Internet to Postgres to GCS
This tutorial builds one complete NoETL data movement flow:
- Download JSON from a public internet API.
- Store the response as
jsonbin Postgres. - Read the saved Postgres row back.
- Write a CSV export to Google Cloud Storage.
- Register credentials, register the playbook, execute it, and check status with the NoETL CLI.

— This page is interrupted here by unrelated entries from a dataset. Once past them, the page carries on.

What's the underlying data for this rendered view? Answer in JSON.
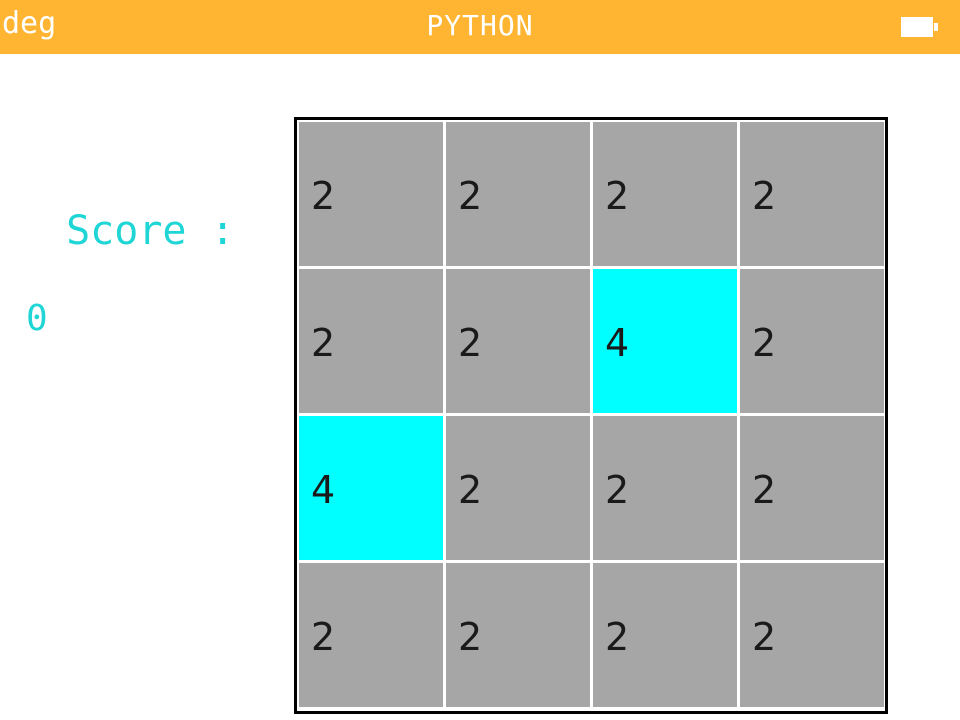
{
  "status_bar": {
    "mode": "deg",
    "title": "PYTHON",
    "background": "#FFB531",
    "battery_icon": "battery-full-icon"
  },
  "score": {
    "label": " Score :",
    "value": "0",
    "color": "#1FD5D5"
  },
  "board": {
    "tile_color": "#A6A6A6",
    "highlight_color": "#00FFFF",
    "rows": [
      [
        "2",
        "2",
        "2",
        "2"
      ],
      [
        "2",
        "2",
        "4",
        "2"
      ],
      [
        "4",
        "2",
        "2",
        "2"
      ],
      [
        "2",
        "2",
        "2",
        "2"
      ]
    ]
  }
}
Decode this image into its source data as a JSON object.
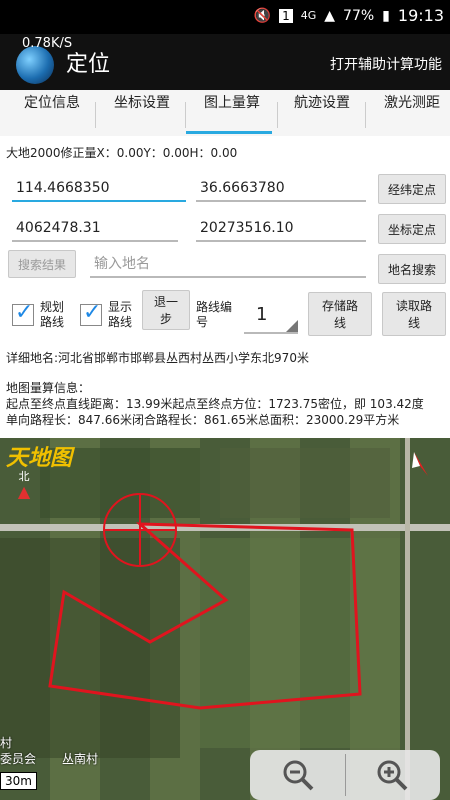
{
  "status": {
    "battery": "77%",
    "time": "19:13",
    "network": "4G",
    "sim": "1"
  },
  "app": {
    "speed": "0.78K/S",
    "title": "定位",
    "assist": "打开辅助计算功能"
  },
  "tabs": [
    {
      "label": "定位信息"
    },
    {
      "label": "坐标设置"
    },
    {
      "label": "图上量算"
    },
    {
      "label": "航迹设置"
    },
    {
      "label": "激光测距"
    }
  ],
  "correction": "大地2000修正量X：0.00Y：0.00H：0.00",
  "coords": {
    "lng": "114.4668350",
    "lat": "36.6663780",
    "x": "4062478.31",
    "y": "20273516.10",
    "lnglat_btn": "经纬定点",
    "xy_btn": "坐标定点"
  },
  "search": {
    "result_btn": "搜索结果",
    "placeholder": "输入地名",
    "search_btn": "地名搜索"
  },
  "route": {
    "plan_label": "规划\n路线",
    "show_label": "显示\n路线",
    "back_btn": "退一\n步",
    "num_label": "路线编\n号",
    "num_value": "1",
    "save_btn": "存储路\n线",
    "read_btn": "读取路\n线"
  },
  "address": "详细地名:河北省邯郸市邯郸县丛西村丛西小学东北970米",
  "measure": {
    "heading": "地图量算信息：",
    "line1": "起点至终点直线距离：13.99米起点至终点方位：1723.75密位，即 103.42度",
    "line2": "单向路程长：847.66米闭合路程长：861.65米总面积：23000.29平方米"
  },
  "map": {
    "logo": "天地图",
    "north": "北",
    "place1": "丛南村",
    "place2": "村",
    "place3": "委员会",
    "scale": "30m"
  },
  "colors": {
    "accent": "#29a9e0",
    "route": "#e0141e"
  }
}
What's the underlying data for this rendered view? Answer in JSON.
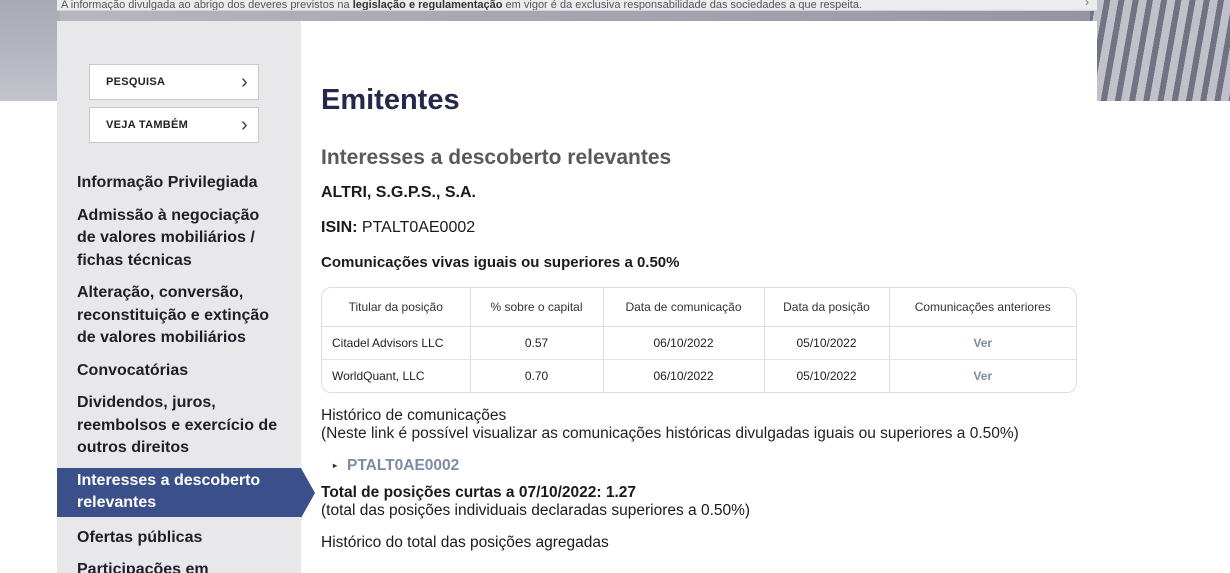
{
  "notice": {
    "prefix": "A informação divulgada ao abrigo dos deveres previstos na ",
    "bold": "legislação e regulamentação",
    "suffix": " em vigor é da exclusiva responsabilidade das sociedades a que respeita."
  },
  "sidebar": {
    "search_label": "PESQUISA",
    "see_also_label": "VEJA TAMBÉM",
    "items": [
      {
        "label": "Informação Privilegiada"
      },
      {
        "label": "Admissão à negociação de valores mobiliários / fichas técnicas"
      },
      {
        "label": "Alteração, conversão, reconstituição e extinção de valores mobiliários"
      },
      {
        "label": "Convocatórias"
      },
      {
        "label": "Dividendos, juros, reembolsos e exercício de outros direitos"
      },
      {
        "label": "Interesses a descoberto relevantes"
      },
      {
        "label": "Ofertas públicas"
      },
      {
        "label": "Participações em"
      }
    ]
  },
  "main": {
    "page_title": "Emitentes",
    "section_title": "Interesses a descoberto relevantes",
    "company": "ALTRI, S.G.P.S., S.A.",
    "isin_label": "ISIN:",
    "isin_value": " PTALT0AE0002",
    "comm_title": "Comunicações vivas iguais ou superiores a 0.50%",
    "table": {
      "headers": [
        "Titular da posição",
        "% sobre o capital",
        "Data de comunicação",
        "Data da posição",
        "Comunicações anteriores"
      ],
      "rows": [
        [
          "Citadel Advisors LLC",
          "0.57",
          "06/10/2022",
          "05/10/2022",
          "Ver"
        ],
        [
          "WorldQuant, LLC",
          "0.70",
          "06/10/2022",
          "05/10/2022",
          "Ver"
        ]
      ]
    },
    "history_title": "Histórico de comunicações",
    "history_note": "(Neste link é possível visualizar as comunicações históricas divulgadas iguais ou superiores a 0.50%)",
    "history_link": "PTALT0AE0002",
    "total_label": "Total de posições curtas a 07/10/2022: 1.27",
    "total_note": "(total das posições individuais declaradas superiores a 0.50%)",
    "aggregate_title": "Histórico do total das posições agregadas"
  }
}
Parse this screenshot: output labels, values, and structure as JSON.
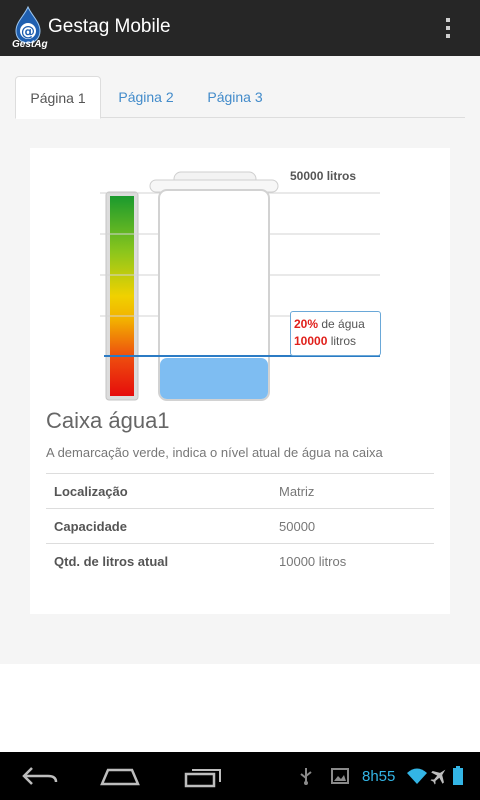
{
  "app": {
    "title": "Gestag Mobile",
    "logo_text": "GestAg",
    "logo_icon": "at-sign-drop-logo",
    "overflow_icon": "overflow-menu-icon"
  },
  "tabs": [
    {
      "label": "Página 1",
      "active": true
    },
    {
      "label": "Página 2",
      "active": false
    },
    {
      "label": "Página 3",
      "active": false
    }
  ],
  "tank": {
    "capacity_label": "50000 litros",
    "level_percent": "20%",
    "level_percent_suffix": "de água",
    "level_liters": "10000",
    "level_liters_suffix": "litros",
    "fill_fraction": 0.2,
    "name": "Caixa água1",
    "description": "A demarcação verde, indica o nível atual de água na caixa",
    "details": [
      {
        "label": "Localização",
        "value": "Matriz"
      },
      {
        "label": "Capacidade",
        "value": "50000"
      },
      {
        "label": "Qtd. de litros atual",
        "value": "10000 litros"
      }
    ]
  },
  "colors": {
    "action_bar": "#262626",
    "link": "#428bca",
    "water": "#7ebdf2",
    "level_red": "#e0201b",
    "clock": "#33b5e5"
  },
  "system_bar": {
    "time": "8h55",
    "icons": [
      "back-icon",
      "home-icon",
      "recent-apps-icon",
      "usb-icon",
      "image-icon",
      "wifi-icon",
      "airplane-icon",
      "battery-icon"
    ]
  }
}
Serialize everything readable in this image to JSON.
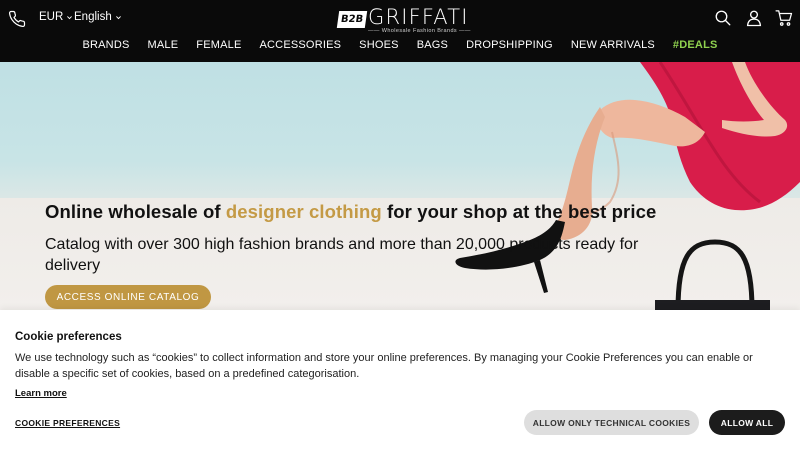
{
  "header": {
    "currency": "EUR",
    "language": "English",
    "logo": {
      "badge": "B2B",
      "word": "GRIFFATI",
      "tagline": "Wholesale Fashion Brands"
    },
    "nav": [
      "BRANDS",
      "MALE",
      "FEMALE",
      "ACCESSORIES",
      "SHOES",
      "BAGS",
      "DROPSHIPPING",
      "NEW ARRIVALS",
      "#DEALS"
    ],
    "icons": [
      "phone-icon",
      "search-icon",
      "user-icon",
      "cart-icon"
    ]
  },
  "hero": {
    "title_pre": "Online wholesale of ",
    "title_highlight": "designer clothing",
    "title_post": " for your shop at the best price",
    "subtitle": "Catalog with over 300 high fashion brands and more than 20,000 products ready for delivery",
    "cta": "ACCESS ONLINE CATALOG"
  },
  "cookie": {
    "title": "Cookie preferences",
    "text": "We use technology such as “cookies” to collect information and store your online preferences. By managing your Cookie Preferences you can enable or disable a specific set of cookies, based on a predefined categorisation.",
    "learn_more": "Learn more",
    "preferences": "COOKIE PREFERENCES",
    "allow_technical": "ALLOW ONLY TECHNICAL COOKIES",
    "allow_all": "ALLOW ALL"
  },
  "colors": {
    "header_bg": "#0a0a0a",
    "accent_gold": "#c09743",
    "deals_green": "#8fd14f",
    "dress_red": "#d81d4a"
  }
}
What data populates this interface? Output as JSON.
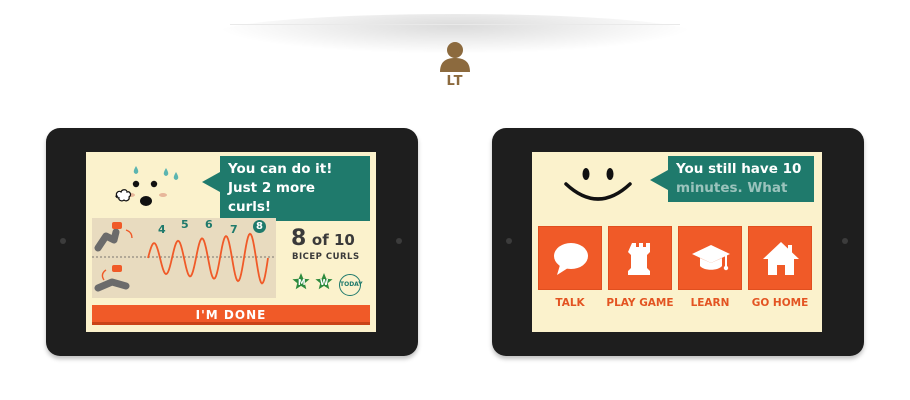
{
  "user": {
    "initials": "LT",
    "icon": "user-icon"
  },
  "colors": {
    "accent_orange": "#f05a28",
    "teal": "#1f7a6c",
    "screen_bg": "#fbf2cc",
    "avatar_brown": "#8c6a3e"
  },
  "left_tablet": {
    "speech": {
      "line1": "You can do it!",
      "line2": "Just 2 more curls!"
    },
    "rep_numbers": [
      "4",
      "5",
      "6",
      "7",
      "8"
    ],
    "counter": {
      "current": "8",
      "of_text": "of 10",
      "exercise": "BICEP CURLS"
    },
    "day_badges": [
      "M",
      "W"
    ],
    "today_badge": "TODAY",
    "done_button": "I'M DONE"
  },
  "right_tablet": {
    "speech": {
      "line1": "You still have 10",
      "line2": "minutes. What"
    },
    "menu": [
      {
        "label": "TALK",
        "icon": "speech-bubble-icon"
      },
      {
        "label": "PLAY GAME",
        "icon": "chess-rook-icon"
      },
      {
        "label": "LEARN",
        "icon": "graduation-cap-icon"
      },
      {
        "label": "GO HOME",
        "icon": "house-icon"
      }
    ]
  }
}
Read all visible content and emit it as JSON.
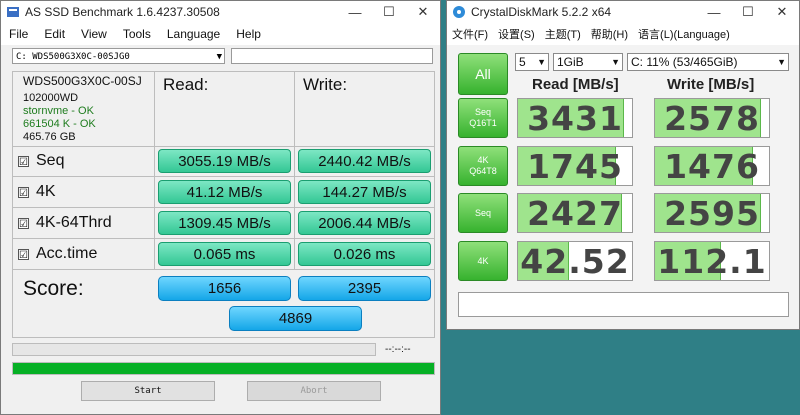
{
  "asssd": {
    "title": "AS SSD Benchmark 1.6.4237.30508",
    "menu": [
      "File",
      "Edit",
      "View",
      "Tools",
      "Language",
      "Help"
    ],
    "drive_select": "C: WDS500G3X0C-00SJG0",
    "info": {
      "model": "WDS500G3X0C-00SJ",
      "firmware": "102000WD",
      "driver": "stornvme - OK",
      "alignment": "661504 K - OK",
      "size": "465.76 GB"
    },
    "headers": {
      "read": "Read:",
      "write": "Write:"
    },
    "rows": [
      {
        "label": "Seq",
        "checked": true,
        "read": "3055.19 MB/s",
        "write": "2440.42 MB/s"
      },
      {
        "label": "4K",
        "checked": true,
        "read": "41.12 MB/s",
        "write": "144.27 MB/s"
      },
      {
        "label": "4K-64Thrd",
        "checked": true,
        "read": "1309.45 MB/s",
        "write": "2006.44 MB/s"
      },
      {
        "label": "Acc.time",
        "checked": true,
        "read": "0.065 ms",
        "write": "0.026 ms"
      }
    ],
    "check_mark": "☑",
    "score_label": "Score:",
    "score": {
      "read": "1656",
      "write": "2395",
      "total": "4869"
    },
    "timer": "--:--:--",
    "progress": 1.0,
    "buttons": {
      "start": "Start",
      "abort": "Abort"
    }
  },
  "cdm": {
    "title": "CrystalDiskMark 5.2.2 x64",
    "menu": [
      "文件(F)",
      "设置(S)",
      "主题(T)",
      "帮助(H)",
      "语言(L)(Language)"
    ],
    "all_label": "All",
    "count_select": "5",
    "size_select": "1GiB",
    "drive_select": "C: 11% (53/465GiB)",
    "headers": {
      "read": "Read [MB/s]",
      "write": "Write [MB/s]"
    },
    "rows": [
      {
        "line1": "Seq",
        "line2": "Q16T1",
        "read": "3431",
        "write": "2578",
        "read_fill": 0.92,
        "write_fill": 0.92
      },
      {
        "line1": "4K",
        "line2": "Q64T8",
        "read": "1745",
        "write": "1476",
        "read_fill": 0.85,
        "write_fill": 0.85
      },
      {
        "line1": "Seq",
        "line2": "",
        "read": "2427",
        "write": "2595",
        "read_fill": 0.9,
        "write_fill": 0.92
      },
      {
        "line1": "4K",
        "line2": "",
        "read": "42.52",
        "write": "112.1",
        "read_fill": 0.44,
        "write_fill": 0.57
      }
    ]
  }
}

The runnable examples live in:
repos/e2e/fixtures/playbooks/tutorials/internet_postgres_gcs/internet_postgres_gcs_hmac.yamlrepos/e2e/fixtures/playbooks/tutorials/internet_postgres_gcs/internet_postgres_gcs_workload_identity.yaml
Use the HMAC playbook for local kind or any cluster where you want explicit GCS credentials. Use the Workload Identity playbook on GKE when the NoETL worker Kubernetes service account is already bound to a Google service account with bucket write access.
Prerequisites
- NoETL CLI installed and pointing at a running NoETL cluster.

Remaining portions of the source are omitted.